2. Mose
Kapitel 20, Vers 1–11
DIE ZEHN GEBOTE
1Dann redete Gott. Er sprach: 2»Ich bin der HERR, dein Gott; ich habe dich aus der Sklaverei in Ägypten befreit. 3Du sollst außer mir keine anderen Götter verehren! 4Fertige dir keine Götzenstatue an, auch kein Abbild von irgendetwas am Himmel, auf der Erde oder im Meer. 5Wirf dich nicht vor solchen Götterfiguren nieder, bring ihnen keine Opfer dar! Denn ich bin der HERR, dein Gott. Ich dulde keinen neben mir! Wer mich verachtet, den werde ich bestrafen. Sogar seine Kinder, Enkel und Urenkel werden die Folgen spüren! 6Doch denen, die mich lieben und sich an meine Gebote halten, bin ich gnädig. Sie und ihre Nachkommen werden meine Liebe über Tausende von Generationen erfahren. 7Du sollst meinen Namen nicht missbrauchen, denn ich bin der HERR, dein Gott! Ich lasse keinen ungestraft, der das tut! 8Denke an den Sabbat als einen Tag, der mir allein geweiht ist! 9Sechs Tage sollst du deine Arbeit verrichten, 10aber der siebte Tag ist ein Ruhetag, der mir, dem HERRN, deinem Gott, gehört.
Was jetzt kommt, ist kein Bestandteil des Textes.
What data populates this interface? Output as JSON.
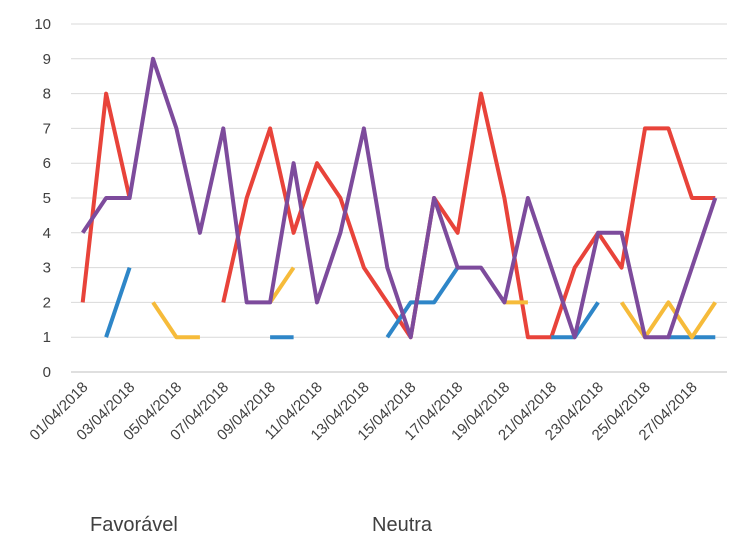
{
  "chart_data": {
    "type": "line",
    "title": "",
    "xlabel": "",
    "ylabel": "",
    "ylim": [
      0,
      10
    ],
    "yticks": [
      0,
      1,
      2,
      3,
      4,
      5,
      6,
      7,
      8,
      9,
      10
    ],
    "grid": true,
    "x": [
      "01/04/2018",
      "02/04/2018",
      "03/04/2018",
      "04/04/2018",
      "05/04/2018",
      "06/04/2018",
      "07/04/2018",
      "08/04/2018",
      "09/04/2018",
      "10/04/2018",
      "11/04/2018",
      "12/04/2018",
      "13/04/2018",
      "14/04/2018",
      "15/04/2018",
      "16/04/2018",
      "17/04/2018",
      "18/04/2018",
      "19/04/2018",
      "20/04/2018",
      "21/04/2018",
      "22/04/2018",
      "23/04/2018",
      "24/04/2018",
      "25/04/2018",
      "26/04/2018",
      "27/04/2018",
      "28/04/2018"
    ],
    "xtick_labels": [
      "01/04/2018",
      "03/04/2018",
      "05/04/2018",
      "07/04/2018",
      "09/04/2018",
      "11/04/2018",
      "13/04/2018",
      "15/04/2018",
      "17/04/2018",
      "19/04/2018",
      "21/04/2018",
      "23/04/2018",
      "25/04/2018",
      "27/04/2018"
    ],
    "legend_position": "bottom",
    "series": [
      {
        "name": "",
        "color": "#e8433a",
        "values": [
          2,
          8,
          5,
          null,
          null,
          null,
          2,
          5,
          7,
          4,
          6,
          5,
          3,
          2,
          1,
          5,
          4,
          8,
          5,
          1,
          1,
          3,
          4,
          3,
          7,
          7,
          5,
          5
        ]
      },
      {
        "name": "",
        "color": "#2e86c8",
        "values": [
          null,
          1,
          3,
          null,
          null,
          null,
          null,
          null,
          1,
          1,
          null,
          null,
          null,
          1,
          2,
          2,
          3,
          null,
          null,
          null,
          1,
          1,
          2,
          null,
          null,
          1,
          1,
          1
        ]
      },
      {
        "name": "",
        "color": "#f6bb3a",
        "values": [
          null,
          null,
          null,
          2,
          1,
          1,
          null,
          null,
          2,
          3,
          null,
          null,
          null,
          null,
          null,
          null,
          null,
          null,
          2,
          2,
          null,
          null,
          null,
          2,
          1,
          2,
          1,
          2
        ]
      },
      {
        "name": "",
        "color": "#7d4b9c",
        "values": [
          4,
          5,
          5,
          9,
          7,
          4,
          7,
          2,
          2,
          6,
          2,
          4,
          7,
          3,
          1,
          5,
          3,
          3,
          2,
          5,
          3,
          1,
          4,
          4,
          1,
          1,
          3,
          5
        ]
      }
    ]
  },
  "legend": {
    "favoravel": "Favorável",
    "neutra": "Neutra"
  }
}
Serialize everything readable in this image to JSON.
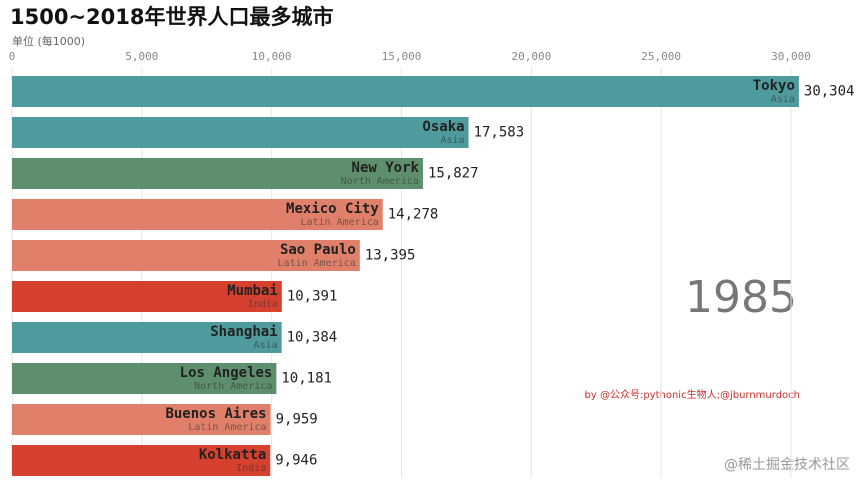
{
  "chart_data": {
    "type": "bar",
    "title": "1500~2018年世界人口最多城市",
    "axis_label": "单位 (每1000)",
    "categories": [
      "Tokyo",
      "Osaka",
      "New York",
      "Mexico City",
      "Sao Paulo",
      "Mumbai",
      "Shanghai",
      "Los Angeles",
      "Buenos Aires",
      "Kolkatta"
    ],
    "regions": [
      "Asia",
      "Asia",
      "North America",
      "Latin America",
      "Latin America",
      "India",
      "Asia",
      "North America",
      "Latin America",
      "India"
    ],
    "values": [
      30304,
      17583,
      15827,
      14278,
      13395,
      10391,
      10384,
      10181,
      9959,
      9946
    ],
    "value_labels": [
      "30,304",
      "17,583",
      "15,827",
      "14,278",
      "13,395",
      "10,391",
      "10,384",
      "10,181",
      "9,959",
      "9,946"
    ],
    "colors": [
      "#4f9a9c",
      "#4f9a9c",
      "#5e8f6d",
      "#e1806a",
      "#e1806a",
      "#d6402f",
      "#4f9a9c",
      "#5e8f6d",
      "#e1806a",
      "#d6402f"
    ],
    "xlim": [
      0,
      30000
    ],
    "xticks": [
      0,
      {
        "value": 5000,
        "label": "5,000"
      },
      {
        "value": 10000,
        "label": "10,000"
      },
      {
        "value": 15000,
        "label": "15,000"
      },
      {
        "value": 20000,
        "label": "20,000"
      },
      {
        "value": 25000,
        "label": "25,000"
      },
      {
        "value": 30000,
        "label": "30,000"
      }
    ],
    "grid": true,
    "year": "1985",
    "credit": "by @公众号:pythonic生物人;@jburnmurdoch",
    "watermark": "@稀土掘金技术社区"
  }
}
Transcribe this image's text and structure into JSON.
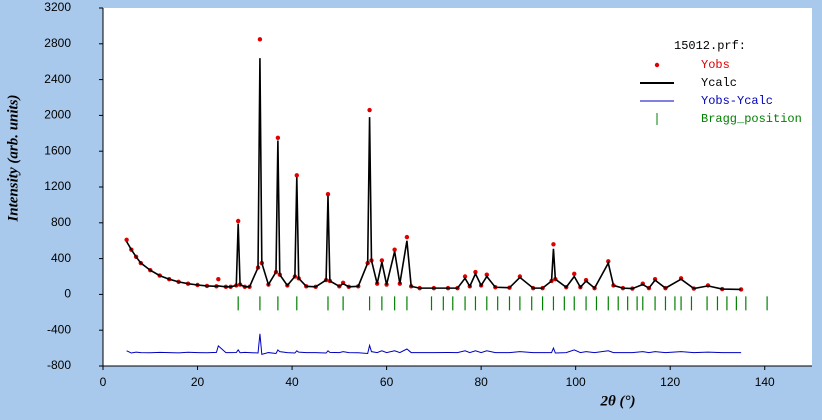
{
  "chart_data": {
    "type": "line",
    "xlabel": "2θ (°)",
    "ylabel": "Intensity (arb. units)",
    "xlim": [
      0,
      150
    ],
    "ylim": [
      -800,
      3200
    ],
    "xticks": [
      0,
      20,
      40,
      60,
      80,
      100,
      120,
      140
    ],
    "yticks": [
      3200,
      2800,
      2400,
      2000,
      1600,
      1200,
      800,
      400,
      0,
      -400,
      -800
    ],
    "legend_title": "15012.prf:",
    "legend": "upper right",
    "x": [
      5,
      6,
      7,
      8,
      10,
      12,
      14,
      16,
      18,
      20,
      22,
      24,
      24.4,
      26,
      27,
      28.2,
      28.6,
      29.0,
      30,
      31,
      32.8,
      33.2,
      33.6,
      35,
      36.6,
      37.0,
      37.4,
      39,
      40.6,
      41.0,
      41.4,
      43,
      45,
      47.2,
      47.6,
      48.0,
      50,
      50.8,
      52,
      54,
      56.0,
      56.4,
      56.8,
      58,
      59.0,
      60,
      61.7,
      62.8,
      64.3,
      65.2,
      67,
      70,
      73,
      75,
      76.6,
      77.6,
      78.8,
      80,
      81.2,
      83,
      86,
      88.2,
      91,
      93,
      94.9,
      95.3,
      95.7,
      98,
      99.7,
      101,
      102.2,
      104,
      106.9,
      108,
      110,
      112,
      114.2,
      115.5,
      116.8,
      119,
      122.3,
      125,
      128,
      131,
      135
    ],
    "series": [
      {
        "name": "Yobs",
        "color": "#e00000",
        "style": "points",
        "values": [
          610,
          500,
          420,
          350,
          270,
          210,
          170,
          140,
          120,
          105,
          95,
          90,
          170,
          85,
          85,
          100,
          820,
          110,
          85,
          85,
          300,
          2850,
          350,
          110,
          250,
          1750,
          220,
          100,
          200,
          1330,
          180,
          90,
          85,
          160,
          1120,
          150,
          90,
          130,
          85,
          90,
          350,
          2060,
          380,
          120,
          380,
          110,
          500,
          120,
          640,
          90,
          70,
          70,
          70,
          70,
          200,
          90,
          250,
          100,
          220,
          80,
          75,
          200,
          70,
          70,
          150,
          560,
          170,
          80,
          230,
          80,
          160,
          70,
          370,
          100,
          70,
          65,
          120,
          70,
          170,
          70,
          180,
          65,
          100,
          60,
          55
        ]
      },
      {
        "name": "Ycalc",
        "color": "#000000",
        "style": "line",
        "values": [
          590,
          500,
          420,
          350,
          270,
          210,
          170,
          140,
          120,
          105,
          95,
          90,
          95,
          85,
          85,
          100,
          790,
          110,
          85,
          85,
          300,
          2640,
          350,
          110,
          250,
          1720,
          220,
          100,
          200,
          1310,
          180,
          90,
          85,
          160,
          1100,
          150,
          90,
          120,
          85,
          90,
          350,
          1980,
          380,
          120,
          360,
          110,
          480,
          120,
          600,
          90,
          70,
          70,
          70,
          70,
          180,
          90,
          230,
          100,
          200,
          80,
          75,
          190,
          70,
          70,
          150,
          510,
          170,
          80,
          200,
          80,
          150,
          70,
          350,
          100,
          70,
          65,
          110,
          70,
          160,
          70,
          170,
          65,
          95,
          60,
          55
        ]
      },
      {
        "name": "Yobs-Ycalc",
        "color": "#0000c0",
        "style": "line",
        "values": [
          -630,
          -655,
          -645,
          -650,
          -652,
          -648,
          -650,
          -653,
          -647,
          -650,
          -652,
          -648,
          -575,
          -650,
          -651,
          -649,
          -620,
          -652,
          -648,
          -650,
          -655,
          -440,
          -670,
          -650,
          -660,
          -620,
          -640,
          -650,
          -655,
          -630,
          -645,
          -650,
          -650,
          -655,
          -630,
          -648,
          -650,
          -640,
          -650,
          -652,
          -660,
          -570,
          -640,
          -650,
          -630,
          -650,
          -630,
          -650,
          -610,
          -650,
          -650,
          -651,
          -649,
          -650,
          -630,
          -650,
          -630,
          -650,
          -630,
          -650,
          -650,
          -640,
          -650,
          -650,
          -650,
          -600,
          -655,
          -650,
          -620,
          -650,
          -640,
          -650,
          -630,
          -650,
          -650,
          -650,
          -640,
          -650,
          -640,
          -650,
          -640,
          -650,
          -645,
          -650,
          -650
        ]
      },
      {
        "name": "Bragg_position",
        "color": "#008000",
        "style": "ticks",
        "x": [
          28.6,
          33.2,
          37.0,
          41.0,
          47.6,
          50.8,
          56.4,
          59.0,
          61.7,
          64.3,
          69.5,
          72.0,
          74.0,
          76.6,
          78.8,
          81.2,
          83.5,
          86.0,
          88.2,
          90.7,
          93.0,
          95.3,
          97.6,
          99.7,
          102.2,
          104.4,
          106.9,
          109.0,
          111.0,
          113.0,
          114.2,
          116.8,
          119.0,
          121.0,
          122.3,
          124.5,
          127.8,
          130.0,
          132.0,
          134.0,
          136.0,
          140.5
        ],
        "values": [
          -100,
          -100,
          -100,
          -100,
          -100,
          -100,
          -100,
          -100,
          -100,
          -100,
          -100,
          -100,
          -100,
          -100,
          -100,
          -100,
          -100,
          -100,
          -100,
          -100,
          -100,
          -100,
          -100,
          -100,
          -100,
          -100,
          -100,
          -100,
          -100,
          -100,
          -100,
          -100,
          -100,
          -100,
          -100,
          -100,
          -100,
          -100,
          -100,
          -100,
          -100,
          -100
        ]
      }
    ]
  }
}
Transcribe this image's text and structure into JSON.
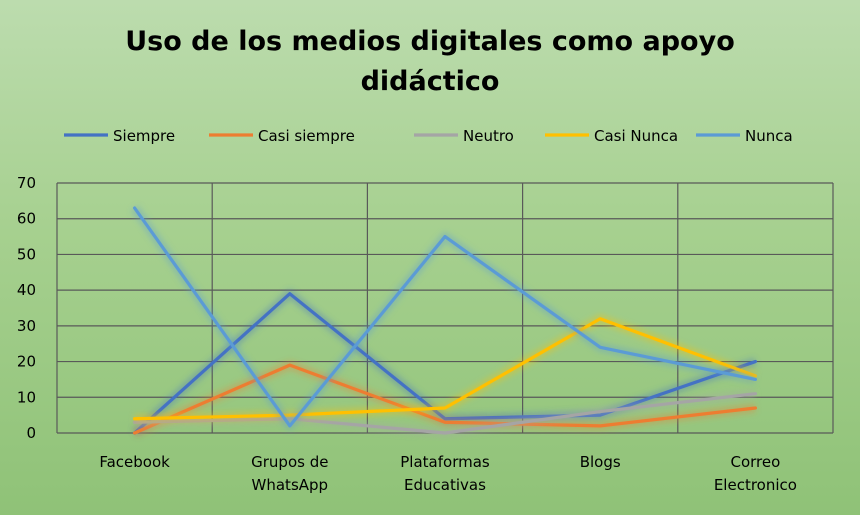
{
  "chart_data": {
    "type": "line",
    "title_line1": "Uso de los medios digitales como apoyo",
    "title_line2": "didáctico",
    "categories": [
      [
        "Facebook"
      ],
      [
        "Grupos de",
        "WhatsApp"
      ],
      [
        "Plataformas",
        "Educativas"
      ],
      [
        "Blogs"
      ],
      [
        "Correo",
        "Electronico"
      ]
    ],
    "ylim": [
      0,
      70
    ],
    "yticks": [
      0,
      10,
      20,
      30,
      40,
      50,
      60,
      70
    ],
    "grid": true,
    "legend_position": "top",
    "series": [
      {
        "name": "Siempre",
        "color": "#4472c4",
        "values": [
          0,
          39,
          4,
          5,
          20
        ]
      },
      {
        "name": "Casi siempre",
        "color": "#ed7d31",
        "values": [
          0,
          19,
          3,
          2,
          7
        ]
      },
      {
        "name": "Neutro",
        "color": "#a5a5a5",
        "values": [
          3,
          4,
          0,
          6,
          11
        ]
      },
      {
        "name": "Casi Nunca",
        "color": "#ffc000",
        "values": [
          4,
          5,
          7,
          32,
          16
        ]
      },
      {
        "name": "Nunca",
        "color": "#5b9bd5",
        "values": [
          63,
          2,
          55,
          24,
          15
        ]
      }
    ]
  }
}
An diesem Tag sollst du nicht arbeiten, weder du noch deine Kinder, weder dein Knecht noch deine Magd, auch nicht deine Tiere oder der Fremde, der bei dir lebt. 11Denn in sechs Tagen habe ich, der HERR, den Himmel, die Erde und das Meer geschaffen und alles, was lebt. Aber am siebten Tag ruhte ich. Darum habe ich den Sabbat gesegnet und für heilig erklärt.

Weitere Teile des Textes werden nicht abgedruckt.